Entre ellos se encuentra el personal sanitario, de Justicia, servicios sociales, inspección, vigilancia, mantenimiento, emergencias, policía local, atención domiciliaria o cualquier otro que deba realizar desplazamientos frecuentes durante su jornada.

También deben contemplarse medidas específicas para el personal nocturno o a turnos, las trabajadoras embarazadas y las personas con discapacidad o movilidad reducida.

Cuando el trabajo exija desplazamientos en misión, la Administración deberá garantizar vehículos adecuadamente mantenidos, rutas correctamente planificadas y tiempos suficientes, evitando que la presión de trabajo o el cumplimiento de horarios fomente una conducción apresurada o insegura.

Seguimiento y evaluación para que los planes no queden en papel mojado

FAC-USO reclama que cada Plan de Movilidad incluya indicadores que permitan comprobar su eficacia y un sistema periódico de seguimiento de la siniestralidad.

Deberán analizarse anualmente los accidentes in itinere y en misión, su gravedad, las causas, los horarios en los que se producen y los medios de transporte implicados.

Los resultados deben examinarse en los órganos de participación y prevención, permitiendo modificar las medidas cuando no resulten eficaces.

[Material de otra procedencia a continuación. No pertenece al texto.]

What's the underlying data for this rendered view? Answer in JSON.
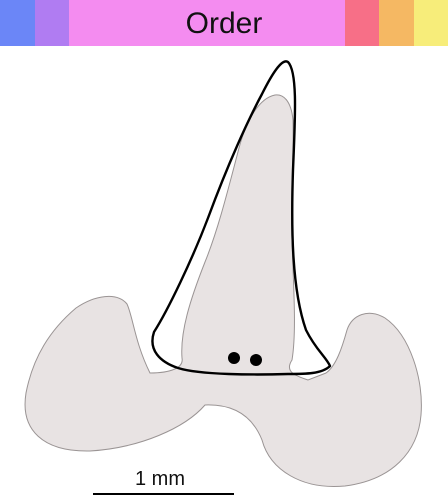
{
  "header": {
    "title": "Order",
    "swatches": [
      {
        "id": "blue",
        "color": "#6b86f7"
      },
      {
        "id": "violet",
        "color": "#b07cf2"
      },
      {
        "id": "magenta",
        "color": "#f48cf0"
      },
      {
        "id": "coral",
        "color": "#f76f87"
      },
      {
        "id": "orange",
        "color": "#f5b863"
      },
      {
        "id": "yellow",
        "color": "#f7ed7a"
      }
    ]
  },
  "scale_bar": {
    "label": "1 mm"
  },
  "colors": {
    "body_fill": "#e8e3e3",
    "body_stroke": "#9a9494",
    "outline_stroke": "#000000",
    "spot_fill": "#000000"
  }
}
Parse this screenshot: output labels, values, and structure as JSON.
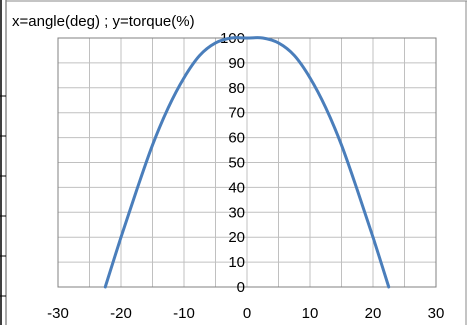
{
  "chart_data": {
    "type": "line",
    "title": "x=angle(deg) ; y=torque(%)",
    "xlabel": "",
    "ylabel": "",
    "xlim": [
      -30,
      30
    ],
    "ylim": [
      0,
      100
    ],
    "x_ticks": [
      "-30",
      "-20",
      "-10",
      "0",
      "10",
      "20",
      "30"
    ],
    "y_ticks": [
      "0",
      "10",
      "20",
      "30",
      "40",
      "50",
      "60",
      "70",
      "80",
      "90",
      "100"
    ],
    "grid": true,
    "legend": "none",
    "series": [
      {
        "color": "#4a7ebb",
        "x": [
          -22.5,
          -20,
          -17.5,
          -15,
          -12.5,
          -10,
          -7.5,
          -5,
          -2.5,
          0,
          2.5,
          5,
          7.5,
          10,
          12.5,
          15,
          17.5,
          20,
          22.5
        ],
        "y": [
          0,
          20,
          39,
          57,
          72,
          84,
          93,
          98,
          100,
          100,
          100,
          98,
          93,
          84,
          72,
          57,
          39,
          20,
          0
        ]
      }
    ]
  }
}
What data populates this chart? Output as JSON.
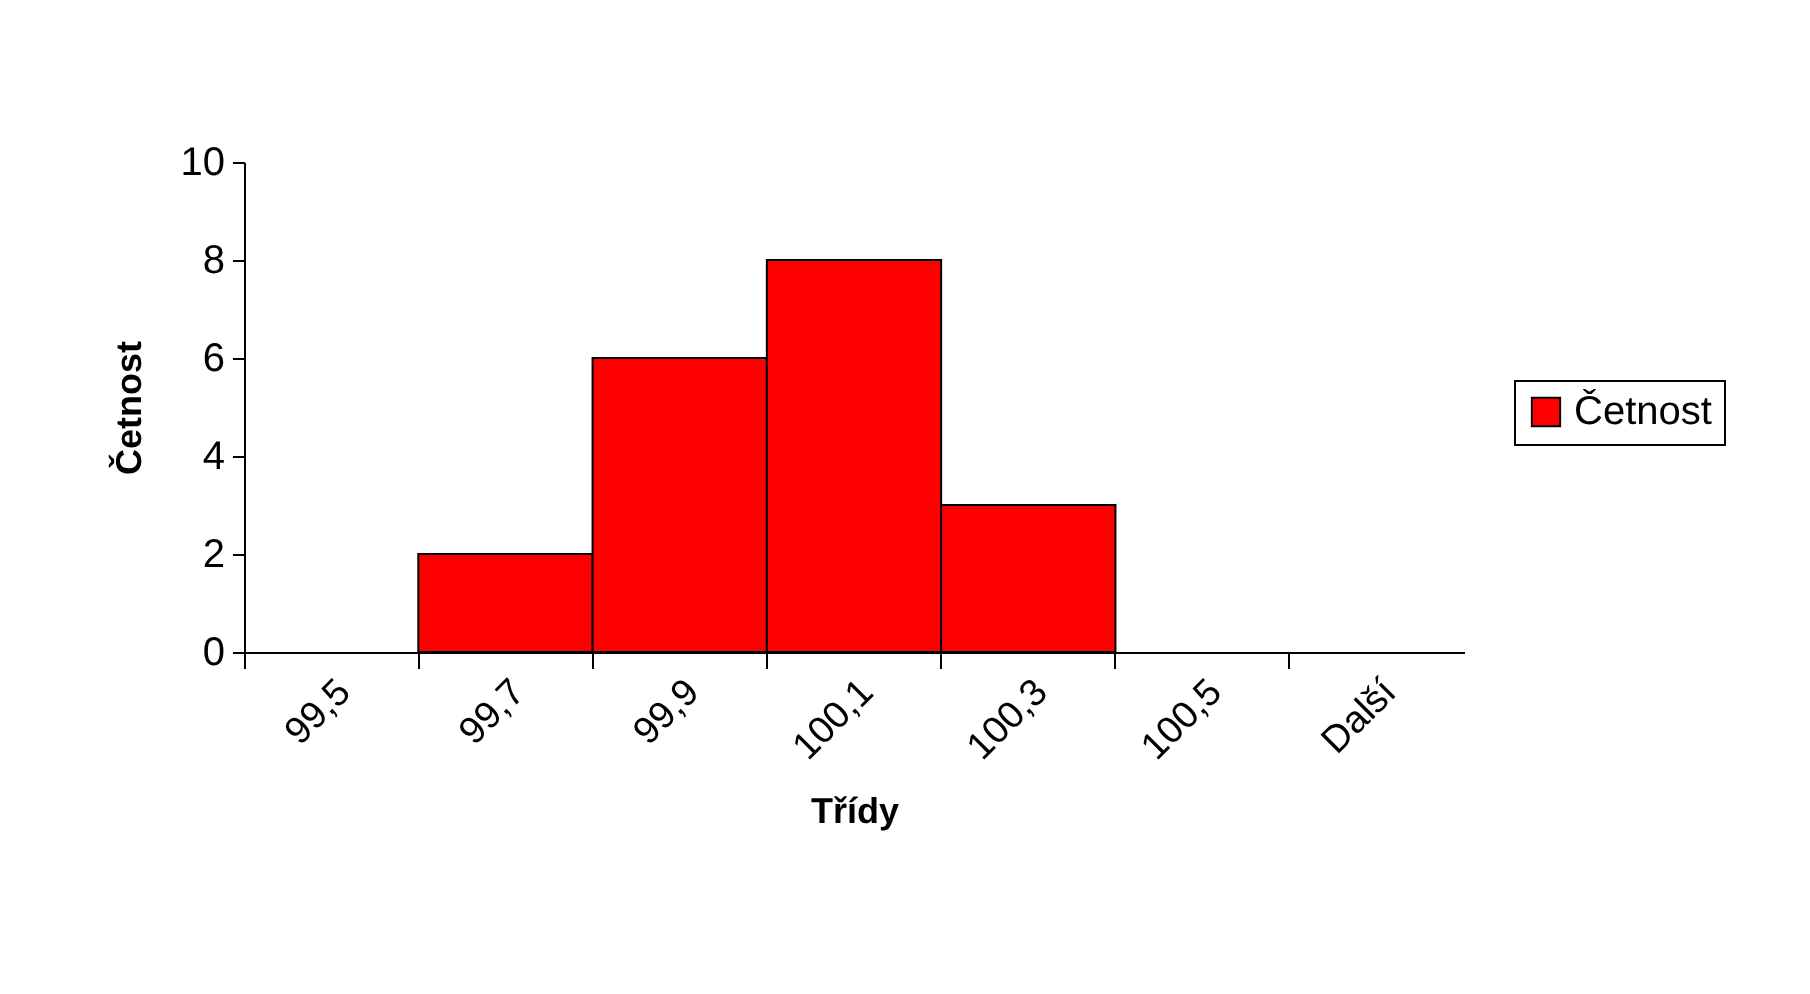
{
  "chart_data": {
    "type": "bar",
    "xlabel": "Třídy",
    "ylabel": "Četnost",
    "categories": [
      "99,5",
      "99,7",
      "99,9",
      "100,1",
      "100,3",
      "100,5",
      "Další"
    ],
    "series": [
      {
        "name": "Četnost",
        "color": "#ff0000",
        "values": [
          0,
          2,
          6,
          8,
          3,
          0,
          0
        ]
      }
    ],
    "ylim": [
      0,
      10
    ],
    "yticks": [
      0,
      2,
      4,
      6,
      8,
      10
    ],
    "legend": "right"
  }
}
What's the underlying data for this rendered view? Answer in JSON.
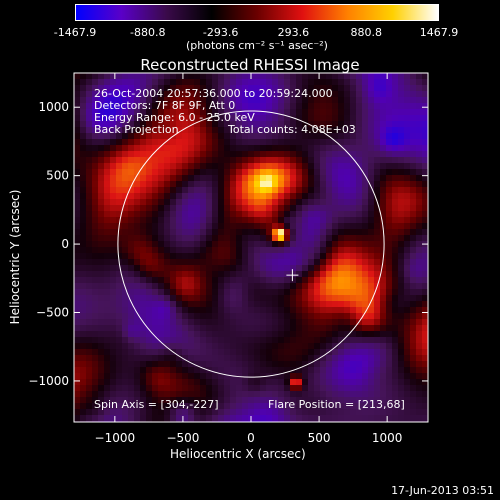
{
  "colorbar": {
    "ticks": [
      "-1467.9",
      "-880.8",
      "-293.6",
      "293.6",
      "880.8",
      "1467.9"
    ],
    "tick_values": [
      -1467.9,
      -880.8,
      -293.6,
      293.6,
      880.8,
      1467.9
    ],
    "unit_label": "(photons cm⁻² s⁻¹ asec⁻²)",
    "colors": [
      "#0000ff",
      "#5a00c8",
      "#3a0a4a",
      "#000000",
      "#6a0000",
      "#e01010",
      "#ff8000",
      "#ffd000",
      "#ffffff"
    ]
  },
  "chart_data": {
    "type": "heatmap",
    "title": "Reconstructed RHESSI Image",
    "xlabel": "Heliocentric X (arcsec)",
    "ylabel": "Heliocentric Y (arcsec)",
    "xlim": [
      -1300,
      1300
    ],
    "ylim": [
      -1300,
      1250
    ],
    "xticks": [
      -1000,
      -500,
      0,
      500,
      1000
    ],
    "yticks": [
      -1000,
      -500,
      0,
      500,
      1000
    ],
    "zlim": [
      -1467.9,
      1467.9
    ],
    "solar_limb": {
      "center": [
        0,
        0
      ],
      "radius_arcsec": 975
    },
    "spin_axis": [
      304,
      -227
    ],
    "flare_position": [
      213,
      68
    ],
    "peak_sources": [
      {
        "x": 213,
        "y": 68,
        "value": 1467.9
      },
      {
        "x": 330,
        "y": -1015,
        "value": 880.8
      }
    ]
  },
  "annotations": {
    "time_range": "26-Oct-2004 20:57:36.000 to 20:59:24.000",
    "detectors": "Detectors: 7F 8F 9F, Att 0",
    "energy": "Energy Range: 6.0 - 25.0 keV",
    "method": "Back Projection",
    "counts": "Total counts: 4.08E+03",
    "spin_axis_text": "Spin Axis = [304,-227]",
    "flare_position_text": "Flare Position = [213,68]"
  },
  "timestamp": "17-Jun-2013 03:51"
}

Un buen Plan de Movilidad no consiste en redactar un documento y guardarlo en un cajón. Debe traducirse en menos accidentes, desplazamientos más seguros, mejores accesos y una organización del trabajo compatible con la protección de la salud.

FAC-USO: «No basta con cumplir el plazo, hay que proteger a las personas»

Desde la Secretaría de Prevención y Salud Laboral de FAC-USO se insiste en que el próximo 5 de diciembre no debe convertirse únicamente en una fecha de cumplimiento administrativo.

Las Administraciones deben aprovechar esta obligación para integrar definitivamente la movilidad en su política preventiva y para mejorar las condiciones cotidianas en las que miles de personas se desplazan a sus puestos de trabajo.

FAC-USO continuará impulsando la negociación de estos planes y apoyando a sus delegados y delegadas para que incorporen medidas preventivas reales, adaptadas a cada centro y acordadas con la representación del personal.

Porque cada desplazamiento seguro es un accidente menos y la prevención también debe acompañarnos en el camino al trabajo.